Every fairy tale has an ending though, and this time it is for the charismatic Mombo Camp that we currently all know and love. She has done her time on the edge of the busy animal-studded floodplains. However, every ending leads to new beginnings and today marks that of Mombo Trails. Wilderness Safaris’ solution to allowing our greatly valued guests the opportunity to continue to enjoy the highly sought-after wildlife area known as Mombo while we construct our new lodge; By 2018 New MOMBO will become the new home for our loyal Mombo fans and repeat clientele...
With this in mind, I have gathered a few of my favourite Mombo photographic memories that pay tribute to this incredible land, its animals and the amazing scenes that I have been fortunate to have been a part of…
My Top Ten Mombo Memories
A wall of strength and courage moves steadily towards me; but I fear not, as this family is led by a wise old matriarch who has grown tolerant of humans that pose no threat in this vast expanse of wilderness known as the Okavango Delta. A typical Mombo scene, with a giant acacia (umbrella thorn) proving a characteristic African backdrop.
Green-eyed leopard – this green-eyed beauty was recently spotted mating with the well-known Blue Eyes leopard of the Mombo concession.

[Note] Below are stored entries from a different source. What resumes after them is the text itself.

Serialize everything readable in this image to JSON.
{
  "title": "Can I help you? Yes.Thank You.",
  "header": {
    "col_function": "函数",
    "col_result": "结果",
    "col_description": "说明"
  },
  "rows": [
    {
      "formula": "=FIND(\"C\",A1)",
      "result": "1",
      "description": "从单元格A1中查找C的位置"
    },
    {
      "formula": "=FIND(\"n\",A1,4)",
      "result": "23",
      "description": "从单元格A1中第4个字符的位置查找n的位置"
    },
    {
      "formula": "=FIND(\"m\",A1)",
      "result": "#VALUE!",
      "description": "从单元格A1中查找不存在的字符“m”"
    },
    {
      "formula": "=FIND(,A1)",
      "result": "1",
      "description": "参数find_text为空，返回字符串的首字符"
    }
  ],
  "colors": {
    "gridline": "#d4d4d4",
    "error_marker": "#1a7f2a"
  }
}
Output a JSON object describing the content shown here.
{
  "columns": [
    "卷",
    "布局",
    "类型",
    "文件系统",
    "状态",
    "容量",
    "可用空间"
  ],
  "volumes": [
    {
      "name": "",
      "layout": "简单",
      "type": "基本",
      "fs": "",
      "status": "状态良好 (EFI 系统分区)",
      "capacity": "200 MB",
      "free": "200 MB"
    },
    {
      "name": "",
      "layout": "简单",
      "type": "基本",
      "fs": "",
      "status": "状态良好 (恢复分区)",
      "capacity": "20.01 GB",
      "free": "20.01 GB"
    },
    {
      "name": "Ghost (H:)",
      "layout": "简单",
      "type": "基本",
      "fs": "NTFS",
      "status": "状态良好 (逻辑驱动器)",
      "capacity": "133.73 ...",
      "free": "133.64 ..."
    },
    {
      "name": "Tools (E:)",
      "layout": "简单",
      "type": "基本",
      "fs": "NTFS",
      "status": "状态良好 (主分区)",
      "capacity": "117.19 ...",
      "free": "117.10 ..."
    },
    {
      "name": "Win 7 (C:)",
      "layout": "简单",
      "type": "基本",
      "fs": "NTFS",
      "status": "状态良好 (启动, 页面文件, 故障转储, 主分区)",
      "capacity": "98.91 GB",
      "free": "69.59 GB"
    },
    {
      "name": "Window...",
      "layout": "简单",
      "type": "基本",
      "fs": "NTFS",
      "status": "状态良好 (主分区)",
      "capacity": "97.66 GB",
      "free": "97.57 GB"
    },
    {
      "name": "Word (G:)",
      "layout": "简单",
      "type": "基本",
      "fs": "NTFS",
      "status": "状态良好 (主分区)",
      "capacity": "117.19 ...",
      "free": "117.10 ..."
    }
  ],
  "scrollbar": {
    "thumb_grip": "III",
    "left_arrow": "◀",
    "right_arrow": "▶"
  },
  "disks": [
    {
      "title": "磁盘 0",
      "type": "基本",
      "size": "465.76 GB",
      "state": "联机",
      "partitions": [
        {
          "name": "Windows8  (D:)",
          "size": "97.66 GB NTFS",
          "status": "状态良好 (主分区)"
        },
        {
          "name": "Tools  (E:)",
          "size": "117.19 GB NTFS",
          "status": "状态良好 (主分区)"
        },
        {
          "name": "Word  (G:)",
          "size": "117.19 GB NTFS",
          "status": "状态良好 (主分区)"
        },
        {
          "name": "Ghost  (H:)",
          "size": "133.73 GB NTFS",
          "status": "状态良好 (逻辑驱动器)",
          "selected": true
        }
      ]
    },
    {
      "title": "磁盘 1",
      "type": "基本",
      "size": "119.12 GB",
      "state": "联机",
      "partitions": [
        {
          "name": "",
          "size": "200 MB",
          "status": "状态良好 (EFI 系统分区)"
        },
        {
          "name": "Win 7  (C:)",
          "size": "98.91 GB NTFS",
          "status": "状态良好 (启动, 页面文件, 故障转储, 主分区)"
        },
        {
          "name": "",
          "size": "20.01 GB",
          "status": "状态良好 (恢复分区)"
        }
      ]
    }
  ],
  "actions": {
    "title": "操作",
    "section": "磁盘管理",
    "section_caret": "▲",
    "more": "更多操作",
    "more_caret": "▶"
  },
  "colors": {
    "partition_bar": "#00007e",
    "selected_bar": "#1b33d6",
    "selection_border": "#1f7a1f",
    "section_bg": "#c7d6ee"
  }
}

She is normally a very shy animal who seldom allows visitors to watch or take images of her activities. I guess with this intent look in her eyes she was more focused on attracting and winning over her famous partner than worrying about our presence.
Giraffe under baobab – Mombo is loaded with giraffe, and herds in excess of 40 animals seem quite commonplace. It's little wonder that our lion population is starting to take advantage of the situation; but these three little fellas have stayed side by side since day one. Often found browsing in the valley of 'Baobab Bob' close to camp, they have avoided the dangers of nature and provided a delightful beginning to every safari departure.

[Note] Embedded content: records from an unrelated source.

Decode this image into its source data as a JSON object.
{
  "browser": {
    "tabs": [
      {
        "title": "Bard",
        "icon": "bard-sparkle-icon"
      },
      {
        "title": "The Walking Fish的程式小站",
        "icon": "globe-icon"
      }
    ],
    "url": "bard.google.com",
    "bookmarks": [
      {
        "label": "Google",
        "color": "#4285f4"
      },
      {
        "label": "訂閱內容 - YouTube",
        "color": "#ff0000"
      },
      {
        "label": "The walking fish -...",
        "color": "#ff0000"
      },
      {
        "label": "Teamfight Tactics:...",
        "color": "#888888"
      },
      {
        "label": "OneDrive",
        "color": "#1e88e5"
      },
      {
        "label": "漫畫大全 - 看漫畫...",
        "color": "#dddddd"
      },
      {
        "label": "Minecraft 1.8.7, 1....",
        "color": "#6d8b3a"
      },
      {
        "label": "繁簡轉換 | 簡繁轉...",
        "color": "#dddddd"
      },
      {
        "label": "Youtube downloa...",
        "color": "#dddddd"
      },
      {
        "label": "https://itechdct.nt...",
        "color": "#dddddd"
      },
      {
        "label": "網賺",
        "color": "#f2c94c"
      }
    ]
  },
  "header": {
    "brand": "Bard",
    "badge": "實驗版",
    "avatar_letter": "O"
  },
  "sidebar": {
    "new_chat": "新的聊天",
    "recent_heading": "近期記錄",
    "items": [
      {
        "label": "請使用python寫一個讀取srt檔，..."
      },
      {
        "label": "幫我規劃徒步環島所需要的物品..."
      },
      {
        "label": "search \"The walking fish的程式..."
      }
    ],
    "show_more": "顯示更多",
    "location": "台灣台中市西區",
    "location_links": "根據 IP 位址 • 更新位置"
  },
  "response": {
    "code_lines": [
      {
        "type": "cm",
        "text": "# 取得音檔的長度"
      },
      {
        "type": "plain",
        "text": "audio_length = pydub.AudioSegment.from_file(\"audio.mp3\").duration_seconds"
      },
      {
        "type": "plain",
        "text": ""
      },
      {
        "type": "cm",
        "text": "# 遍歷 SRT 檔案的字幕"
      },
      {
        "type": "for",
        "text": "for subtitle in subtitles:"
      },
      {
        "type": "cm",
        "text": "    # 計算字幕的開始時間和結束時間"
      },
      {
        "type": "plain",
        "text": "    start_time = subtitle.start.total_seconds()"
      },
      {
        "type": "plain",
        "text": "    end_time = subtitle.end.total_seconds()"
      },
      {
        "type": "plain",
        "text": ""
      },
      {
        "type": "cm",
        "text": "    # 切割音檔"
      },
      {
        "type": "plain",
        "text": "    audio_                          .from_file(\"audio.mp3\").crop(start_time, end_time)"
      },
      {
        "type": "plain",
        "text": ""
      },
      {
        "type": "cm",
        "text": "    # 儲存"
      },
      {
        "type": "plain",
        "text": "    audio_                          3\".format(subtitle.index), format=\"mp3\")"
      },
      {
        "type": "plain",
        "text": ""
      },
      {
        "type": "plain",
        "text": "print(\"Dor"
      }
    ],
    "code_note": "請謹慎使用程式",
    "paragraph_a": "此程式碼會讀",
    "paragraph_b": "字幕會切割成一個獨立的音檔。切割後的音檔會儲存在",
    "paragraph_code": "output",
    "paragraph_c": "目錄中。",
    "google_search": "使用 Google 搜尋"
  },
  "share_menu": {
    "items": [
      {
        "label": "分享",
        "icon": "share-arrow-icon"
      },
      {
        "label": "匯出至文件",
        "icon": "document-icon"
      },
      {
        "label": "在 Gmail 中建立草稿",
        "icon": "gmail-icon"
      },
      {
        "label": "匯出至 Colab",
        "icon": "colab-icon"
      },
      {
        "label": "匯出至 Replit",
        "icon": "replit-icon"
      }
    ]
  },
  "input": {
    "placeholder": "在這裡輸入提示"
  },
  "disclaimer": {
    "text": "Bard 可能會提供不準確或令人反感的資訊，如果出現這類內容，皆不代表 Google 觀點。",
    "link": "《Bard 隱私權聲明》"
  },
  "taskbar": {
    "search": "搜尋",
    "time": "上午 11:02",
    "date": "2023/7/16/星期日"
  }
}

Bob the Baobab – the gatekeeper to the ‘Place of Plenty.’ The past few days have delivered fantastic rainfall giving the northern tip of Chief’s Island well over 50 mm of much needed pula (rain in Setswana). Anybody who has visited Mombo would recognise this mammoth of a tree standing strong in our fertile and abundant lands.

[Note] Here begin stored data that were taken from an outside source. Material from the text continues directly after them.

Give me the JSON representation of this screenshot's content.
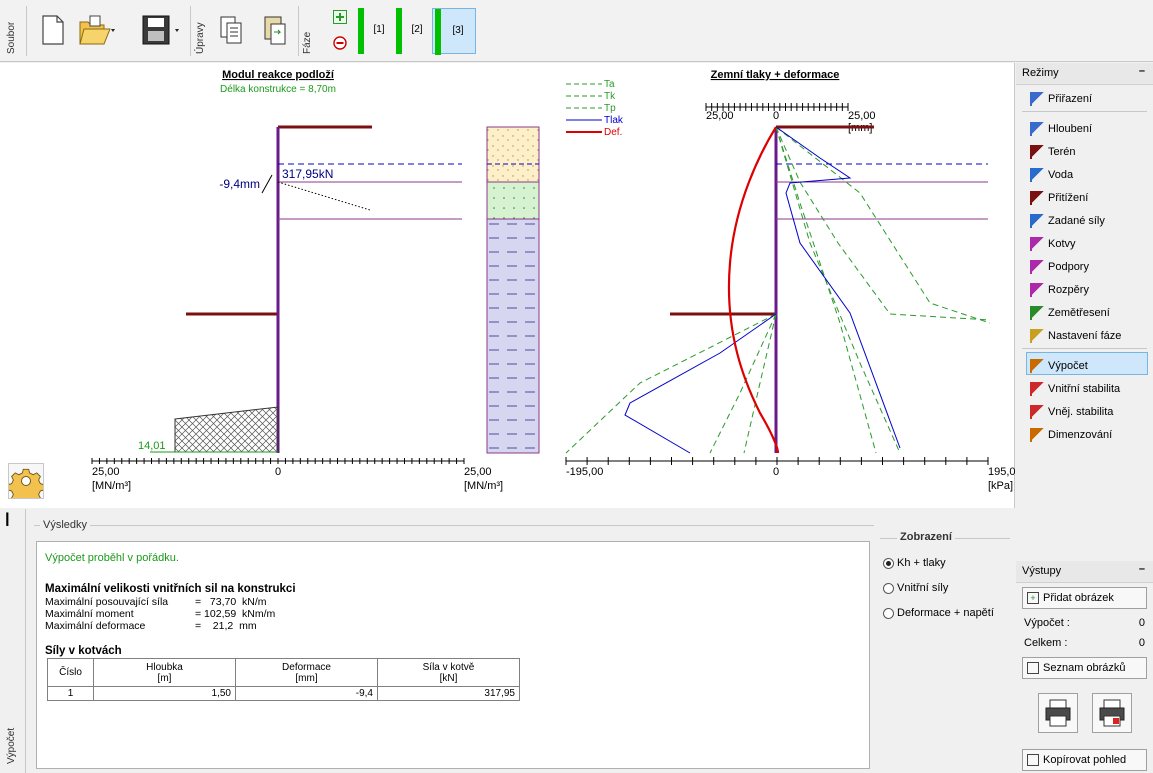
{
  "toolbar": {
    "soubor_label": "Soubor",
    "upravy_label": "Úpravy",
    "faze_label": "Fáze",
    "phases": [
      "[1]",
      "[2]",
      "[3]"
    ],
    "active_phase": "[3]"
  },
  "chart_left": {
    "title": "Modul reakce podloží",
    "subtitle": "Délka konstrukce = 8,70m",
    "deformation_label": "-9,4mm",
    "force_label": "317,95kN",
    "bottom_value_label": "14,01",
    "axis_left": "25,00",
    "axis_zero": "0",
    "axis_right": "25,00",
    "unit_left": "[MN/m³]",
    "unit_right": "[MN/m³]"
  },
  "chart_right": {
    "title": "Zemní tlaky + deformace",
    "legend": [
      {
        "label": "Ta",
        "color": "#2a9a2a"
      },
      {
        "label": "Tk",
        "color": "#2a9a2a"
      },
      {
        "label": "Tp",
        "color": "#2a9a2a"
      },
      {
        "label": "Tlak",
        "color": "#0000cc"
      },
      {
        "label": "Def.",
        "color": "#dd0000"
      }
    ],
    "top_axis_left": "25,00",
    "top_axis_zero": "0",
    "top_axis_right": "25,00",
    "top_axis_unit": "[mm]",
    "axis_left": "-195,00",
    "axis_zero": "0",
    "axis_right": "195,0",
    "unit": "[kPa]"
  },
  "modes": {
    "title": "Režimy",
    "items": [
      {
        "label": "Přiřazení",
        "icon": "assign-icon"
      },
      {
        "label": "Hloubení",
        "icon": "excavation-icon"
      },
      {
        "label": "Terén",
        "icon": "terrain-icon"
      },
      {
        "label": "Voda",
        "icon": "water-icon"
      },
      {
        "label": "Přitížení",
        "icon": "surcharge-icon"
      },
      {
        "label": "Zadané síly",
        "icon": "forces-icon"
      },
      {
        "label": "Kotvy",
        "icon": "anchors-icon"
      },
      {
        "label": "Podpory",
        "icon": "supports-icon"
      },
      {
        "label": "Rozpěry",
        "icon": "struts-icon"
      },
      {
        "label": "Zemětřesení",
        "icon": "earthquake-icon"
      },
      {
        "label": "Nastavení fáze",
        "icon": "phase-settings-icon"
      },
      {
        "label": "Výpočet",
        "icon": "analysis-icon"
      },
      {
        "label": "Vnitřní stabilita",
        "icon": "internal-stability-icon"
      },
      {
        "label": "Vněj. stabilita",
        "icon": "external-stability-icon"
      },
      {
        "label": "Dimenzování",
        "icon": "design-icon"
      }
    ],
    "active": "Výpočet"
  },
  "outputs": {
    "title": "Výstupy",
    "add_image": "Přidat obrázek",
    "calc_label": "Výpočet :",
    "calc_value": "0",
    "total_label": "Celkem :",
    "total_value": "0",
    "image_list": "Seznam obrázků",
    "copy_view": "Kopírovat pohled"
  },
  "bottom": {
    "side_tab": "Výpočet",
    "results_title": "Výsledky",
    "status": "Výpočet proběhl v pořádku.",
    "forces_title": "Maximální velikosti vnitřních sil na konstrukci",
    "shear_label": "Maximální posouvající síla",
    "shear_value": "=   73,70  kN/m",
    "moment_label": "Maximální moment",
    "moment_value": "= 102,59  kNm/m",
    "deform_label": "Maximální deformace",
    "deform_value": "=    21,2  mm",
    "anchors_title": "Síly v kotvách",
    "table_headers": [
      {
        "top": "Číslo",
        "bottom": ""
      },
      {
        "top": "Hloubka",
        "bottom": "[m]"
      },
      {
        "top": "Deformace",
        "bottom": "[mm]"
      },
      {
        "top": "Síla v kotvě",
        "bottom": "[kN]"
      }
    ],
    "table_rows": [
      [
        "1",
        "1,50",
        "-9,4",
        "317,95"
      ]
    ],
    "display_title": "Zobrazení",
    "radio_kh": "Kh + tlaky",
    "radio_internal": "Vnitřní síly",
    "radio_deform": "Deformace + napětí"
  }
}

Elephant dust bath – a monitored research elephant recently walked over 200 kilometres across the Delta, navigating rivers and crossing enclosed tribal farm land. These big grey beasts often move in the cool of night showing no fear for the dangers that lurk in the darkness. By day they feed, bathe and pamper themselves in social gatherings with much excitement and appreciation of the natural offerings our peaceful land has to offer.
Two leopards mating – this large male leopard will remain with his female as her devoted leader and protector over the coming days to ensure that her offspring carry his dominant bloodline.
Buffalo – when the sun goes down at MOMBO magic happens. A large herd of buffalo settle in for the night as the cattle egret head for the skies.
Blue Eyes – seemingly all the MOMBO cats are ‘hiding’ from my family, however Blue Eyes did make a short arboreal appearance last night. With only his head poking out, and my daughter pulling at my sleeve, I had a limited time to capture this shot.
Wild Dog – everybody loves dogs, yet African wild dogs have been considered vermin by farmers of livestock for decades due to their ferocious appetite which stigmatises them as ruthless killers of whatever they confront. Fortunately in the Okavango Delta we have a healthy population of these Endangered predators, with no need for them to encounter domestic animals as prey.
An inquisitive pup – one of 18 wild dogs which spent a few days hunting on the floodplains of northern Chief’s Island, he was happy to leave the pack momentarily to sniff my camera equipment before bolting off into the distance.